11. Apparatus according to one of the preceding claims, wherein the apparatus further comprises a receiver unit which is adapted to receive the phase information from an encoder; and wherein the transient component decorrelator is adapted to apply the phase information from the encoder to the first signal component.

12. Apparatus according to one of the preceding claims, wherein the second de-correlator is a reticular de-correlator IIR.

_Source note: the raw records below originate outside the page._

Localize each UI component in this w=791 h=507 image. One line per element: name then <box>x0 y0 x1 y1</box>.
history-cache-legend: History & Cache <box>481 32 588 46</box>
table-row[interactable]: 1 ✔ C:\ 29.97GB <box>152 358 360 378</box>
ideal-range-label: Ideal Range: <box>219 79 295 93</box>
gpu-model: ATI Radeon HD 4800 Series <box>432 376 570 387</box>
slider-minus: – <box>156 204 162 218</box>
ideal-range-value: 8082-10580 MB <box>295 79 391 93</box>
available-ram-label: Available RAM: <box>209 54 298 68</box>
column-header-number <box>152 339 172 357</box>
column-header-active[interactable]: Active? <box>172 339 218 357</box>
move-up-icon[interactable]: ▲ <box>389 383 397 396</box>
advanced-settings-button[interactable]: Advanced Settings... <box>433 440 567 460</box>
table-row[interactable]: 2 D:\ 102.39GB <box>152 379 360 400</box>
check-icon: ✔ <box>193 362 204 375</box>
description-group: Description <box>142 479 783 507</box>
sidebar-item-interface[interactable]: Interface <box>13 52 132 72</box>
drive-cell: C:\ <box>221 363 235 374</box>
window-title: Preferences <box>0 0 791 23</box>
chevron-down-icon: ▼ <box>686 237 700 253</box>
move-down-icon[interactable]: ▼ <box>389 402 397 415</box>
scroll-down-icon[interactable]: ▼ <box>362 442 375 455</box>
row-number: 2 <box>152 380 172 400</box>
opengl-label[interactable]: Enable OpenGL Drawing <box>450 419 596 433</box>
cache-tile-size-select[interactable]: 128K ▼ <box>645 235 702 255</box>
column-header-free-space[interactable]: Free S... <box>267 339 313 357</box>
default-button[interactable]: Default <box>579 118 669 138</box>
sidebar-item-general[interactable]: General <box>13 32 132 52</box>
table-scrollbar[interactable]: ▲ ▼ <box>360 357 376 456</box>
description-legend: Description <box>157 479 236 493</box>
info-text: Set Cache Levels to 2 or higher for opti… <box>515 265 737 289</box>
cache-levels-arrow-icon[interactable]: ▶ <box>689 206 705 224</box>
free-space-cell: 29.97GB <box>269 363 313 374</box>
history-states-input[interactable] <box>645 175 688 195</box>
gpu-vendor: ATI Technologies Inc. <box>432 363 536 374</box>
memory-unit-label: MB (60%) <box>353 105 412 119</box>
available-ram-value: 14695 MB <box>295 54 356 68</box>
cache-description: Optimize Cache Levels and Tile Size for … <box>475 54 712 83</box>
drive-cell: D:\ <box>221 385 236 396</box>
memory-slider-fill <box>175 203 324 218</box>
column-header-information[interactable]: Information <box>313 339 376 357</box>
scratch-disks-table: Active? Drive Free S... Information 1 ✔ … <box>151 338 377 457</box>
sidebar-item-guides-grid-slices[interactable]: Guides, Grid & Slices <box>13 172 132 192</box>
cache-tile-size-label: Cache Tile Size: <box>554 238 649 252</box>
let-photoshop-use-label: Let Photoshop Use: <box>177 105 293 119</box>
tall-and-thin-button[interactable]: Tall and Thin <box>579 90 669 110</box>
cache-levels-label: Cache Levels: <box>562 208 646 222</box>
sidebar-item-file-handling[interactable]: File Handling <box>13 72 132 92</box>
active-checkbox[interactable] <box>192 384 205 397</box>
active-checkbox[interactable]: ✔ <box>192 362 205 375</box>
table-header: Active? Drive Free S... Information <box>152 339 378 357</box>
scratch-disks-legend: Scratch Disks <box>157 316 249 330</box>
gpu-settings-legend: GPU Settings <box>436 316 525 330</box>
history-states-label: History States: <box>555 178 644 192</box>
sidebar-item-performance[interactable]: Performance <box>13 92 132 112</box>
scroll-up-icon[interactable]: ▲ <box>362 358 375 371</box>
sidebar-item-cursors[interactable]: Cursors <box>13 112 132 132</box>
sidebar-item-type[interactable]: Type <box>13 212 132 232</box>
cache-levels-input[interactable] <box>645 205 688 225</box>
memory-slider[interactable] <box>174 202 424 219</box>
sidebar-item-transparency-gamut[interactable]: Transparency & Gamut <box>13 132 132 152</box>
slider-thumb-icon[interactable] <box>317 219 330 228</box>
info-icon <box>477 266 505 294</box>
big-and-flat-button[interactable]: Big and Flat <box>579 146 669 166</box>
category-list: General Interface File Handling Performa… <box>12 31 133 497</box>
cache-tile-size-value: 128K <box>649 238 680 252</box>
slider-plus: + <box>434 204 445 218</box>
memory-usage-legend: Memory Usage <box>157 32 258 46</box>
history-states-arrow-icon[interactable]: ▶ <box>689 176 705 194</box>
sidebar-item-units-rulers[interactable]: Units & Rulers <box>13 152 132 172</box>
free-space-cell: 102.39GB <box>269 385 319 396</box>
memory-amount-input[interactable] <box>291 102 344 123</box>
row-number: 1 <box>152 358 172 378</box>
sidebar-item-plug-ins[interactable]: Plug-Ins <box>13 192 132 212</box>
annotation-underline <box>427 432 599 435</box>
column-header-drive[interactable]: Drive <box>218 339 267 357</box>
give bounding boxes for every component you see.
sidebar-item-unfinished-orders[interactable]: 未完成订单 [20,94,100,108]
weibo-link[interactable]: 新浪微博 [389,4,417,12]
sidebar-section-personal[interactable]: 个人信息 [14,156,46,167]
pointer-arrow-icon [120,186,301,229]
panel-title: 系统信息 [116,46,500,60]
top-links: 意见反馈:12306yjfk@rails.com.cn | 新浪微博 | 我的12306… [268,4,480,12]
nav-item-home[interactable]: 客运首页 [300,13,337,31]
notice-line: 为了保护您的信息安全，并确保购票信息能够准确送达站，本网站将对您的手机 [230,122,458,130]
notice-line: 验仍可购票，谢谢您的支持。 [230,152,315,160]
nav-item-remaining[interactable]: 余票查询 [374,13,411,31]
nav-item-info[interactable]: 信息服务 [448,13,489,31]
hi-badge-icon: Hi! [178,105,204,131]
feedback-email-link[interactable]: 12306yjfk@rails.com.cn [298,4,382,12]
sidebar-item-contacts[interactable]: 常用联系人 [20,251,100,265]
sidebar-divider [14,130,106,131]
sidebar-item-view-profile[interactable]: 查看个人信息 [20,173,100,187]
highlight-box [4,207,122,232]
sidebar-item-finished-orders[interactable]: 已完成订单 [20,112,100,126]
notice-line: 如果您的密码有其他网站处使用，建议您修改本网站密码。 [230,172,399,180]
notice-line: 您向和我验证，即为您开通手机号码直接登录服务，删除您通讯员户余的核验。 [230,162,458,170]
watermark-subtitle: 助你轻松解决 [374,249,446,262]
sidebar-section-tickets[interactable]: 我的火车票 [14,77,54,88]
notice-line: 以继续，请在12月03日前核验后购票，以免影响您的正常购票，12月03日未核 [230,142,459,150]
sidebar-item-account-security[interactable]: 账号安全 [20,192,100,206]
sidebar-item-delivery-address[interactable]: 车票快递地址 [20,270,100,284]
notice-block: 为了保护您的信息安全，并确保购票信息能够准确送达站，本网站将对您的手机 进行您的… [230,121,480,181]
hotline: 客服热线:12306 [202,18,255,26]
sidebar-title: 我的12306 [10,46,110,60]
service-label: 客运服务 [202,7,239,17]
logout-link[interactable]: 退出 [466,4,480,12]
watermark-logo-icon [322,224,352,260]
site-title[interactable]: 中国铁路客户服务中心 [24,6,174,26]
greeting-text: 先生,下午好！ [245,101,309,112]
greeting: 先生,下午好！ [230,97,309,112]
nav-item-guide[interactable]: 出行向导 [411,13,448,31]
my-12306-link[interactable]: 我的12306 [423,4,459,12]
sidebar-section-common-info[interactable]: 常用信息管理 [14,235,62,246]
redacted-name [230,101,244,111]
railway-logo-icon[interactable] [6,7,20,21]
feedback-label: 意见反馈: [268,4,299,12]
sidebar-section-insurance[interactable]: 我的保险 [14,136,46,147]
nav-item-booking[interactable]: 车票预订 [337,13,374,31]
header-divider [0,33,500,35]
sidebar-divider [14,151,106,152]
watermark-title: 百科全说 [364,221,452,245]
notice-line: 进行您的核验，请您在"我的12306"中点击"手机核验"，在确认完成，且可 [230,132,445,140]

13. Method for decoding a signal comprising: separating an input signal from an apparatus into a first signal component and a second signal component such that the. The first signal component comprises transient signal portions of the device input signal and such that the second signal component comprises non-transient signal portions of the device input signal; derelating the first signal component by a deinterrelator of transient components according to a first decorrelation method to obtain a first decorrelated signal component; derelating the second signal component by further a second decorrelator according to a second decorrelation method to obtain a second decorrelated signal component, wherein the second decorrelation method is different from the first decorrelation method; combining the first decorrelated signal component and the second decorrelated signal component to obtain a decorrelated combination signal; and generating output signals based on a mixing rule, the decorrelated combination signal and the apparatus input signal.

14. Computer program that implements a method according to claim 13.